= Nathaniel L. Clapton =

British headmaster (1903–67)

Nathaniel Langford Clapton (1 September 1903 - 23 January 1967), the only son of Nathaniel Clapton, manager of a ironmonger business, of St Dunstan's Crescent, Worcester, was a schoolmaster and grammar school headmaster.

He attended the Royal Grammar School Worcester, before gaining a scholarship to Hertford College, Oxford, where he gained first class honours in Mathematical Moderations in 1923 and in the Final Honour School of Mathematics in 1925.

He was successively senior mathematics master at Watford Grammar School for Boys and The Glasgow Academy.

In September 1940 he became headmaster of Boteler Grammar School, Warrington,. He was described by a former pupil as "a brute - Wackford Squeers of Dotheboys Hall reincarnated. He had a 'double first' from Oxford (first-class honours in two subjects). His Boteler reputation was he had 'a double first in sadism'". In his next school in Sheffield, Clapton himself recorded that there were 2,131 official canings during the fifteen years that he was in post.

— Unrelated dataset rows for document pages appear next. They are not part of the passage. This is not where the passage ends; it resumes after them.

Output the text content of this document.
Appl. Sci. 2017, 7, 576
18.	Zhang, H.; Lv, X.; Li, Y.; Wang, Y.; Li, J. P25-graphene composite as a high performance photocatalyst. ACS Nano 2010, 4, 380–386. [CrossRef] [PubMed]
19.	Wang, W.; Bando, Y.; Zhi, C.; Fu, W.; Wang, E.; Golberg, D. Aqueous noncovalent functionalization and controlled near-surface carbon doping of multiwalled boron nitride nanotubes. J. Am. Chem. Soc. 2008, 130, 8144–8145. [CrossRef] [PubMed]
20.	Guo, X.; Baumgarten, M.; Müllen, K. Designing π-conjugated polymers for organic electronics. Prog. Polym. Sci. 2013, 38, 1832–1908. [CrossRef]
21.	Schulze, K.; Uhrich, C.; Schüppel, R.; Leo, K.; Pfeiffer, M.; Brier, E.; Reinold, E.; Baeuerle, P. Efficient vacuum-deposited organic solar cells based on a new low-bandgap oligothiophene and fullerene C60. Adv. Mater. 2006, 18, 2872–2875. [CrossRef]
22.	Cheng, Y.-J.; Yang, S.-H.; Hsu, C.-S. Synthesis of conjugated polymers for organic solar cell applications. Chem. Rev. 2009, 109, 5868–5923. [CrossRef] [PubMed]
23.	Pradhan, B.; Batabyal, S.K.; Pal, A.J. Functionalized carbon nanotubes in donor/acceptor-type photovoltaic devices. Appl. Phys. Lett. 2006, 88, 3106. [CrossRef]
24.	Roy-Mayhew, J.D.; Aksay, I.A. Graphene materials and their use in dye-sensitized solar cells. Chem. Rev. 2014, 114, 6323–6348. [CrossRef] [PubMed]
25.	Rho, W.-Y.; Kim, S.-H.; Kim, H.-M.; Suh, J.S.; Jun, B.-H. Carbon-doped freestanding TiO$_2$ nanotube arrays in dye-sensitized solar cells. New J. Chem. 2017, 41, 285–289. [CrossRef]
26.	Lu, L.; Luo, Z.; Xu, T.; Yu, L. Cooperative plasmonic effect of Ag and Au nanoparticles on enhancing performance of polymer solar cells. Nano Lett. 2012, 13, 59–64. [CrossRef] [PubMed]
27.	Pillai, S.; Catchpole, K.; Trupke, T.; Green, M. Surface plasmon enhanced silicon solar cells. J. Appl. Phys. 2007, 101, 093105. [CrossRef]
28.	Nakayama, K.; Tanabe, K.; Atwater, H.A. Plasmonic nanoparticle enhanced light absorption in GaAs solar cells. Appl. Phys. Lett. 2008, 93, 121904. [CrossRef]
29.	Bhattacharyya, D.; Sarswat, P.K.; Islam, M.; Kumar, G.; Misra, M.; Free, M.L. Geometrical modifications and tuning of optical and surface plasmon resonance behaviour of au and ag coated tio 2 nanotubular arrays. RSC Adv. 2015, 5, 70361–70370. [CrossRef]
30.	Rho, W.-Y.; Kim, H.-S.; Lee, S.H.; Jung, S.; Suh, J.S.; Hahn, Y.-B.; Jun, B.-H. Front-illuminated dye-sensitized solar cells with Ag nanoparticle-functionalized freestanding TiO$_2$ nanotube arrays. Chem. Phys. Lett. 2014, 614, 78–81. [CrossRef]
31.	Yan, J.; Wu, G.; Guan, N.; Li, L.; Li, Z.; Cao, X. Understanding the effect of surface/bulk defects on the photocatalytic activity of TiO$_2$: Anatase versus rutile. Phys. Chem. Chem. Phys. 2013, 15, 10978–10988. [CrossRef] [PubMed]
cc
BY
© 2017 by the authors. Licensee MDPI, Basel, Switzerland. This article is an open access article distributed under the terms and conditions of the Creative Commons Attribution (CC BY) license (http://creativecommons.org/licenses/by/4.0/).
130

In 1950 he was appointed headmaster of King Edward VII School, Sheffield, a grammar school in the city, sending many pupils to Oxford and Cambridge universities. His time there has been seen in different ways:

During Clapton's period as Headmaster, the more he believed the school was successful the more criticism, if not downright hostility, it attracted ... Others argued that the school's priority was to create a conveyor belt from the First Year Forms to Oxbridge for the able pupils and ignore the educational requirements of the less successful pupils, all of whom had not only been successful in the 11+ examination, but had gained a high place in the merit table. Clapton dismissed these assumptions, arguing that what he aimed to construct was a school environment where a very able group of pupils were given the opportunity to work to their maximum potential and gain the highest academic awards. He was in no doubt that the pinnacle of these honours was to gain entry to Oxford or Cambridge

The 2005 history of the school describes him as "Unloved, but respected as fair and highly competent by most of the boys at the school — although there are a sizeable number even today whose dislike of him is still strong and unabated". He retired on health grounds in July 1965 and died in January 1967. He was married, his wife having died in 1956, and had two children.